For a community that prides itself on being accepting, classless and purely achievement driven there is a surprising amount of prejudice in Chassidusville. In addition to the obvious and well-documented division between the Sephardim (Jews of oriental origin) and the Ashkenazim (Europeans), Chassidim, who belong to the latter, have been divided within by their origins too.

In former times it was those of Polish and Russian descent who despised the Hungarians who in turn turned their big noses down on the Rumanian ganuvim (crooks) who joined them all in agreeing that the yekkes (of German stock) were the pits. As the Germans considered themselves superior to anything emanating from any of those cultural black holes and the Hungarians considered their superior cooking to be more than adequate to cover for any gaps in their culture or learning they all took a fair share of the biscuit.

These distinctions are diminishing now. Most Chassidim today are of mixed blood and even the Rebbes of some of the Chassidic Houses are of alien bloodlines. New divisions are emerging, however. Thus we, the Chassidim of fair England, look down on our American counterparts as shallow and conceited. We are honestly are not interested in their crummy ‘danishes’ that we keep on having to hear are so much better than anything available in the UK and, having seen what balabustes they are, we are not surprised they have breakfast in Pizza stores. We do not especially like the Chassidic clothes they so insist on flooding our market with or their uncanny knack for making them to look like they don’t fit properly. We are not impressed by their inability to learn to speak either English or Yiddish properly and to be honest we are not always sure which one it is they are speaking.

It is not an anti-American thing though.

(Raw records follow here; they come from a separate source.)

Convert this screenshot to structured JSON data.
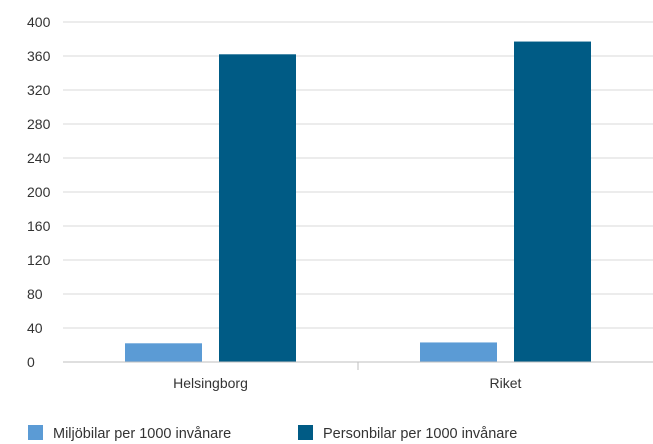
{
  "chart_data": {
    "type": "bar",
    "categories": [
      "Helsingborg",
      "Riket"
    ],
    "series": [
      {
        "name": "Miljöbilar per 1000 invånare",
        "values": [
          22,
          23
        ],
        "color": "#5b9bd5"
      },
      {
        "name": "Personbilar per 1000 invånare",
        "values": [
          362,
          377
        ],
        "color": "#005b85"
      }
    ],
    "ylim": [
      0,
      400
    ],
    "yticks": [
      0,
      40,
      80,
      120,
      160,
      200,
      240,
      280,
      320,
      360,
      400
    ],
    "grid": true,
    "legend": "bottom-left"
  }
}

We also see the Israelis as callous, opinionated and uncouth. From Dibs (Dear Israeli Brothers) when I was a kid through Dibs (Damn Israeli Bastards) when I was a teenager we have now progressed to Fish, an acronym you can figure out for yourselves. We don’t expect them to have any manners or to return anything they borrow. We know they are going to drop into our mikves without showering first and theirs are the fingers perpetually in our serving plates.

The Antwerpians are the Nouveau Yekkes of the Chassidic world. Pompous and arrogant with no saving graces. The one country that exports nothing to the Jewish marketplace or culture bar some second rate chocolate and watery yoghurt is also the home to the most critical of all Chassidim. They smugly and incessantly sing their own virtues, often in the same breath as complaining that their lives are the most expensive anywhere, forgetting we are aware that showing-off is not cheap. I don’t know of any other place in the world where Chassidim speak French and clean-shaven specimens can be seen walking home of a shabbes in their bekishes doing it. We don’t like them, although we can tolerate their children marrying ours, at a pinch, if the only alternative is from across the pond (and they promise not to speak frog when our friends can hear).

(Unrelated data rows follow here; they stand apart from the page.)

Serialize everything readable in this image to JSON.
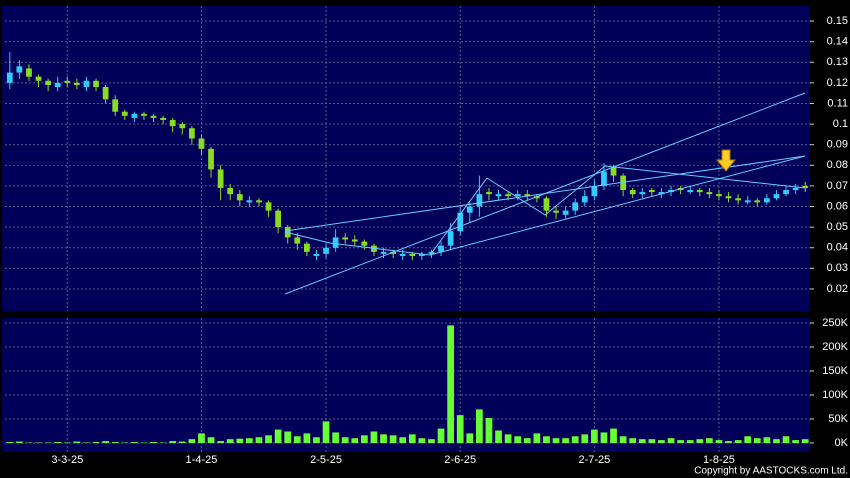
{
  "chart_data": [
    {
      "type": "candlestick",
      "up_color": "#33ccff",
      "down_color": "#88dd22",
      "grid": true,
      "ylim": [
        0.0093,
        0.1573
      ],
      "yticks": [
        0.02,
        0.03,
        0.04,
        0.05,
        0.06,
        0.07,
        0.08,
        0.09,
        0.1,
        0.11,
        0.12,
        0.13,
        0.14,
        0.15
      ],
      "open": [
        0.12,
        0.125,
        0.127,
        0.123,
        0.121,
        0.118,
        0.121,
        0.12,
        0.118,
        0.121,
        0.118,
        0.112,
        0.106,
        0.103,
        0.105,
        0.104,
        0.103,
        0.102,
        0.1,
        0.098,
        0.093,
        0.088,
        0.078,
        0.069,
        0.066,
        0.062,
        0.063,
        0.062,
        0.058,
        0.05,
        0.045,
        0.042,
        0.036,
        0.037,
        0.04,
        0.045,
        0.044,
        0.043,
        0.041,
        0.037,
        0.038,
        0.036,
        0.037,
        0.036,
        0.037,
        0.038,
        0.041,
        0.048,
        0.057,
        0.06,
        0.067,
        0.065,
        0.066,
        0.065,
        0.066,
        0.065,
        0.064,
        0.058,
        0.056,
        0.058,
        0.062,
        0.065,
        0.07,
        0.079,
        0.075,
        0.068,
        0.066,
        0.068,
        0.066,
        0.067,
        0.069,
        0.067,
        0.068,
        0.067,
        0.066,
        0.065,
        0.064,
        0.062,
        0.063,
        0.062,
        0.064,
        0.066,
        0.068,
        0.07
      ],
      "high": [
        0.135,
        0.131,
        0.129,
        0.124,
        0.122,
        0.123,
        0.123,
        0.122,
        0.123,
        0.122,
        0.119,
        0.114,
        0.107,
        0.106,
        0.106,
        0.105,
        0.104,
        0.103,
        0.101,
        0.099,
        0.095,
        0.089,
        0.08,
        0.071,
        0.068,
        0.065,
        0.064,
        0.063,
        0.059,
        0.051,
        0.047,
        0.043,
        0.039,
        0.042,
        0.049,
        0.047,
        0.046,
        0.044,
        0.042,
        0.04,
        0.039,
        0.039,
        0.038,
        0.038,
        0.039,
        0.043,
        0.052,
        0.06,
        0.062,
        0.075,
        0.069,
        0.068,
        0.067,
        0.068,
        0.068,
        0.066,
        0.065,
        0.06,
        0.06,
        0.064,
        0.068,
        0.073,
        0.081,
        0.08,
        0.076,
        0.069,
        0.069,
        0.069,
        0.069,
        0.07,
        0.07,
        0.07,
        0.069,
        0.069,
        0.068,
        0.067,
        0.066,
        0.065,
        0.064,
        0.066,
        0.068,
        0.07,
        0.071,
        0.072
      ],
      "low": [
        0.117,
        0.122,
        0.121,
        0.118,
        0.116,
        0.116,
        0.118,
        0.117,
        0.116,
        0.116,
        0.11,
        0.104,
        0.102,
        0.101,
        0.102,
        0.101,
        0.1,
        0.096,
        0.095,
        0.09,
        0.085,
        0.074,
        0.063,
        0.063,
        0.06,
        0.06,
        0.06,
        0.055,
        0.047,
        0.042,
        0.039,
        0.036,
        0.034,
        0.035,
        0.038,
        0.042,
        0.041,
        0.039,
        0.036,
        0.035,
        0.035,
        0.034,
        0.034,
        0.034,
        0.035,
        0.036,
        0.039,
        0.046,
        0.052,
        0.055,
        0.063,
        0.063,
        0.063,
        0.063,
        0.063,
        0.062,
        0.055,
        0.054,
        0.054,
        0.056,
        0.06,
        0.063,
        0.068,
        0.072,
        0.065,
        0.064,
        0.064,
        0.065,
        0.064,
        0.065,
        0.066,
        0.066,
        0.065,
        0.064,
        0.063,
        0.062,
        0.061,
        0.061,
        0.06,
        0.061,
        0.063,
        0.065,
        0.066,
        0.067
      ],
      "close": [
        0.125,
        0.128,
        0.123,
        0.121,
        0.119,
        0.12,
        0.12,
        0.119,
        0.121,
        0.118,
        0.112,
        0.106,
        0.104,
        0.105,
        0.104,
        0.103,
        0.102,
        0.099,
        0.098,
        0.093,
        0.088,
        0.078,
        0.069,
        0.066,
        0.063,
        0.063,
        0.062,
        0.058,
        0.05,
        0.045,
        0.042,
        0.038,
        0.037,
        0.04,
        0.045,
        0.044,
        0.043,
        0.041,
        0.038,
        0.038,
        0.037,
        0.037,
        0.036,
        0.037,
        0.038,
        0.041,
        0.048,
        0.057,
        0.06,
        0.066,
        0.066,
        0.066,
        0.065,
        0.066,
        0.065,
        0.064,
        0.058,
        0.057,
        0.058,
        0.062,
        0.065,
        0.07,
        0.077,
        0.075,
        0.068,
        0.066,
        0.067,
        0.067,
        0.067,
        0.068,
        0.068,
        0.068,
        0.067,
        0.066,
        0.065,
        0.064,
        0.063,
        0.063,
        0.062,
        0.064,
        0.066,
        0.068,
        0.069,
        0.069
      ]
    },
    {
      "type": "bar",
      "color": "#66ff33",
      "grid": true,
      "ylim": [
        -18750,
        260400
      ],
      "yticks": [
        {
          "value": 0,
          "label": "0K"
        },
        {
          "value": 50000,
          "label": "50K"
        },
        {
          "value": 100000,
          "label": "100K"
        },
        {
          "value": 150000,
          "label": "150K"
        },
        {
          "value": 200000,
          "label": "200K"
        },
        {
          "value": 250000,
          "label": "250K"
        }
      ],
      "categories": [
        null,
        null,
        null,
        null,
        null,
        null,
        "3-3-25",
        null,
        null,
        null,
        null,
        null,
        null,
        null,
        null,
        null,
        null,
        null,
        null,
        null,
        "1-4-25",
        null,
        null,
        null,
        null,
        null,
        null,
        null,
        null,
        null,
        null,
        null,
        null,
        "2-5-25",
        null,
        null,
        null,
        null,
        null,
        null,
        null,
        null,
        null,
        null,
        null,
        null,
        null,
        "2-6-25",
        null,
        null,
        null,
        null,
        null,
        null,
        null,
        null,
        null,
        null,
        null,
        null,
        null,
        "2-7-25",
        null,
        null,
        null,
        null,
        null,
        null,
        null,
        null,
        null,
        null,
        null,
        null,
        "1-8-25",
        null,
        null,
        null,
        null,
        null,
        null,
        null,
        null,
        null
      ],
      "values": [
        2000,
        3000,
        1000,
        1000,
        1000,
        2000,
        1000,
        3000,
        1000,
        2000,
        4000,
        2000,
        1000,
        2000,
        1000,
        2000,
        1000,
        4000,
        3000,
        8000,
        20000,
        12000,
        4000,
        8000,
        9000,
        10000,
        12000,
        16000,
        28000,
        24000,
        14000,
        20000,
        12000,
        45000,
        22000,
        12000,
        10000,
        16000,
        24000,
        18000,
        16000,
        12000,
        18000,
        10000,
        8000,
        30000,
        245000,
        58000,
        20000,
        70000,
        52000,
        26000,
        18000,
        14000,
        10000,
        20000,
        14000,
        10000,
        10000,
        14000,
        18000,
        28000,
        22000,
        30000,
        14000,
        10000,
        8000,
        8000,
        6000,
        10000,
        6000,
        6000,
        8000,
        10000,
        6000,
        4000,
        6000,
        14000,
        10000,
        12000,
        8000,
        14000,
        6000,
        8000
      ]
    }
  ],
  "footer": "Copyright by AASTOCKS.com Ltd."
}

Everybody knows the Swiss are pedantic fascists by nature and the Canadian Chassidim have taken over the sense and sensibilities of pre-war Hungary to proudly wallow in their backward obscurity.

It is only the shgatzim who do not have these notions. They recognise a kindred spirit as soon as they hear the first expletive and can immediately bond. In their own circle they know no yichus, although their numbers are swelled with many who have it in abundance, and in the universal tongue of the street they are joined as one. Maybe they do utter a profanity here and there but at least they are united in their common language.